Dichiarazioni ambientali e greenwashing, l’Unione europea impone regole più severe

Per tutelare i consumatori dal greenwashing, l’Unione europea vuole mettere un freno alle dichiarazioni ambientali generiche o inattendibili.

  • Il Parlamento europeo ha votato sì a una direttiva che vuole tutelare i consumatori dal rischio di greenwashing.
  • Le aziende potranno vantare dichiarazioni ambientali sui prodotti solo fornendo le prove.
  • Il testo vieta anche di fare affermazioni inattendibili sulla durabilità dei prodotti.
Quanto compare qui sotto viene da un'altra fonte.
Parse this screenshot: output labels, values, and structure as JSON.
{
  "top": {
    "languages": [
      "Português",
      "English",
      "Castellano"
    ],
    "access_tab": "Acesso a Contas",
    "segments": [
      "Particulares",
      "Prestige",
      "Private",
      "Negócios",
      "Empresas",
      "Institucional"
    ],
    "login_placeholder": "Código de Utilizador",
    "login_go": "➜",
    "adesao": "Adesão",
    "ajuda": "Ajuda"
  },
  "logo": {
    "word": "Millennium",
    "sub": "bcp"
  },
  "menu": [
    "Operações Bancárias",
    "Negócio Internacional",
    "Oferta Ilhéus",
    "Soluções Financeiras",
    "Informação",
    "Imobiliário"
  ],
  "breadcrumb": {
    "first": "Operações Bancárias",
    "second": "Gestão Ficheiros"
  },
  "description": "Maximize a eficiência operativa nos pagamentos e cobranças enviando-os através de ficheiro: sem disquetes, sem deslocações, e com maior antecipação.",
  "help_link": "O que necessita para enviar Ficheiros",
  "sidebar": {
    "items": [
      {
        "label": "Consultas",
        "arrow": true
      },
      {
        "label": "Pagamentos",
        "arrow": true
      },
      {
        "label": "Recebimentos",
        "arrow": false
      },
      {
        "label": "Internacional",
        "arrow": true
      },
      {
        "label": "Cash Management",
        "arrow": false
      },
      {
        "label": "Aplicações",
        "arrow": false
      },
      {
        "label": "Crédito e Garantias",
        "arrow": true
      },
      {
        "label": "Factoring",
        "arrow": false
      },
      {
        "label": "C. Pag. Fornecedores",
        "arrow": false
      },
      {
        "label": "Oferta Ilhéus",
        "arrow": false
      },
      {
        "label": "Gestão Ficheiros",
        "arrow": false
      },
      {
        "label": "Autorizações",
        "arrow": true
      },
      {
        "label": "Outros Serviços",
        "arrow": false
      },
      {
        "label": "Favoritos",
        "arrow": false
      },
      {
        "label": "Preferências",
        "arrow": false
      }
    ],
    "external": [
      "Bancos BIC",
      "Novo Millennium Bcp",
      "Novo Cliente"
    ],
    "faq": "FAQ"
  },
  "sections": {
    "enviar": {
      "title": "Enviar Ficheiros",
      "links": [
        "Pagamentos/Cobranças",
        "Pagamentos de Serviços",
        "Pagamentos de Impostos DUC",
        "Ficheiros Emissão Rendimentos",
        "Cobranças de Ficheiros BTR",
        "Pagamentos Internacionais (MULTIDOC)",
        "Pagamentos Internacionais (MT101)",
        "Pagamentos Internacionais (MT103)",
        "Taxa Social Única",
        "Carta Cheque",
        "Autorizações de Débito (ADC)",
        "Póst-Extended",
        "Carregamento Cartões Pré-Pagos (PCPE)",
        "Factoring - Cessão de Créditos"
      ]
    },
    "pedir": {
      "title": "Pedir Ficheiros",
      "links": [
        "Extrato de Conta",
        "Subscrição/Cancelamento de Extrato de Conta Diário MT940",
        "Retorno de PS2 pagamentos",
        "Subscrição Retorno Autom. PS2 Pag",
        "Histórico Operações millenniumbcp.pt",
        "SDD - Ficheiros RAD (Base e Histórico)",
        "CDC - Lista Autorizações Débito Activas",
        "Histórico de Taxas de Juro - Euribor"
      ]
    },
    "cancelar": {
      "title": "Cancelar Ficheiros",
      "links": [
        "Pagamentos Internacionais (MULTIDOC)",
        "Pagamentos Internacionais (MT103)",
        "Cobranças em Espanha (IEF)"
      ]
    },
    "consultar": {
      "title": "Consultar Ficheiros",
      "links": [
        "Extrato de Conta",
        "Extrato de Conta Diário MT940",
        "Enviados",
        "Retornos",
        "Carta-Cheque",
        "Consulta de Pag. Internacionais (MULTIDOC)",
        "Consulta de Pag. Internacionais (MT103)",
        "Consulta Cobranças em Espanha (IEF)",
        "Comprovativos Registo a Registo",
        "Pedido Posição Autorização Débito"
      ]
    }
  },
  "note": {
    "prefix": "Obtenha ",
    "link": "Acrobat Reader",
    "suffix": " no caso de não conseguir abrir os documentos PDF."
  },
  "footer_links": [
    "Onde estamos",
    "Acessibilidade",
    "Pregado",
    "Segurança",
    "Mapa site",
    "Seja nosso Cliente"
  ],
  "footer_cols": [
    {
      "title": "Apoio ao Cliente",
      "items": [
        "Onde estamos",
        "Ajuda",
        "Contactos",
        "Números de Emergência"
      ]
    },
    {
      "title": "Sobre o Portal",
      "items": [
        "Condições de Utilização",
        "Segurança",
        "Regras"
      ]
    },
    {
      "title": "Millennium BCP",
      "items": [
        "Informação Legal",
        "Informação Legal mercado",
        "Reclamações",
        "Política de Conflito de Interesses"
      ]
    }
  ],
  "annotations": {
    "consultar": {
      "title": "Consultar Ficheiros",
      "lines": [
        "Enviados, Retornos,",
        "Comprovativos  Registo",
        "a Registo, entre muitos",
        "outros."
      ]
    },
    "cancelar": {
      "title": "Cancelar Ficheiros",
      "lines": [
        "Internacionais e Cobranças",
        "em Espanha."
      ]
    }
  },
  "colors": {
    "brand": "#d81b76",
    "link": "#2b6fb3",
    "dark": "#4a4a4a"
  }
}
Con una schiacciante maggioranza (593 voti favorevoli, 21 contrari e 14 astensioni), il Parlamento europeo ha dato l’ultimo e definitivo via libera a una direttiva che vuole fare ordine nel campo delle dichiarazioni ambientali dei prodotti, tutelando i consumatori dal rischio di greenwashing. Dopo l’approvazione da parte del Consiglio, il testo sarà pubblicato nella Gazzetta ufficiale dell’Unione: a quel punto, gli stati membri avranno 24 mesi di tempo per recepirla nel diritto nazionale.

Nuove regole per evitare il greenwashing

Il testo parte da un presupposto molto chiaro: per contribuire a modelli di consumo più sostenibili, i consumatori devono essere messi nelle condizioni di fare scelte informate. Le aziende, dunque, hanno la responsabilità di fornire informazioni chiare, pertinenti e affidabili sulle caratteristiche ambientali e sociali dei prodotti che mettono in commercio.

Da questa considerazione derivano svariati paletti molto più restrittivi rispetto al passato. D’ora in poi, per vantare dichiarazioni ambientali come “rispettoso dell’ambiente”, “rispettoso degli animali”, “verde”, “naturale”, “biodegradabile”, “a impatto climatico zero” o “eco”, le imprese dovranno fornire delle prove. Dovranno farlo all’interno dello stesso mezzo, per esempio l’annuncio pubblicitario o la confezione del prodotto, e non rimandare al sito internet o ad approfondimenti esterni.

Quali dichiarazioni ambientali sono permesse e quali sono vietate

Per fare un esempio, una dichiarazione ambientale come “packaging amico del clima” è generica e dunque vietata; è però permesso scrivere “il 100 per cento dell’energia utilizzata per produrre questo imballaggio proviene da fonti rinnovabili”. Un passaggio ad hoc si concentra sui claim legati al clima. La direttiva infatti permette di usare espressioni come “a zero emissioni nette” o “carbon neutral” soltanto se si riferiscono all’intero ciclo di vita del prodotto: ricorrere alla compensazione delle emissioni, dunque, non è più sufficiente.

Di marchi di sostenibilità ne esistono già parecchi: alcuni riguardano le caratteristiche del prodotto, altri i processi e altri ancora, infine, l’impresa nel suo insieme. L’Unione europea però vuole restringere il campo, permettendo di usare soltanto quei marchi di sostenibilità che sono basati su un sistema di certificazione o che sono stati stabiliti da una serie di autorità pubbliche.

proteste greenwashing
Un* manifestante degli Extinction Rebellion protesta a Glasgow, nel Regno Unito, in occasione della Cop26 © Peter Summers/Getty Images

Le dichiarazioni sulla vita utile dei prodotti

Gli elementi che rendono un acquisto più sostenibile rispetto a un altro sono tanti: oltre alle materie prime, al packaging e alle emissioni di CO2, ha un ruolo primario anche la durata della vita utile del prodotto. Ad oggi, sono principalmente le aziende a formulare le dichiarazioni su questo tema, per esempio comunicando che una lavatrice possa durare per un certo numero di cicli di lavaggio in condizioni normali.

La nuova direttiva vieta le dichiarazioni infondate, invita i negozi a basarsi sulle informazioni più attendibili che hanno a disposizione e vieta anche di far credere che un prodotto possa essere riparato, se non è vero. Tra le pratiche configurate come scorrette c’è anche quella di invitare il consumatore a comprare più materiali di consumo rispetto al necessario, per esempio esortandolo a sostituire le cartucce della stampante anche se contengono ancora inchiostro.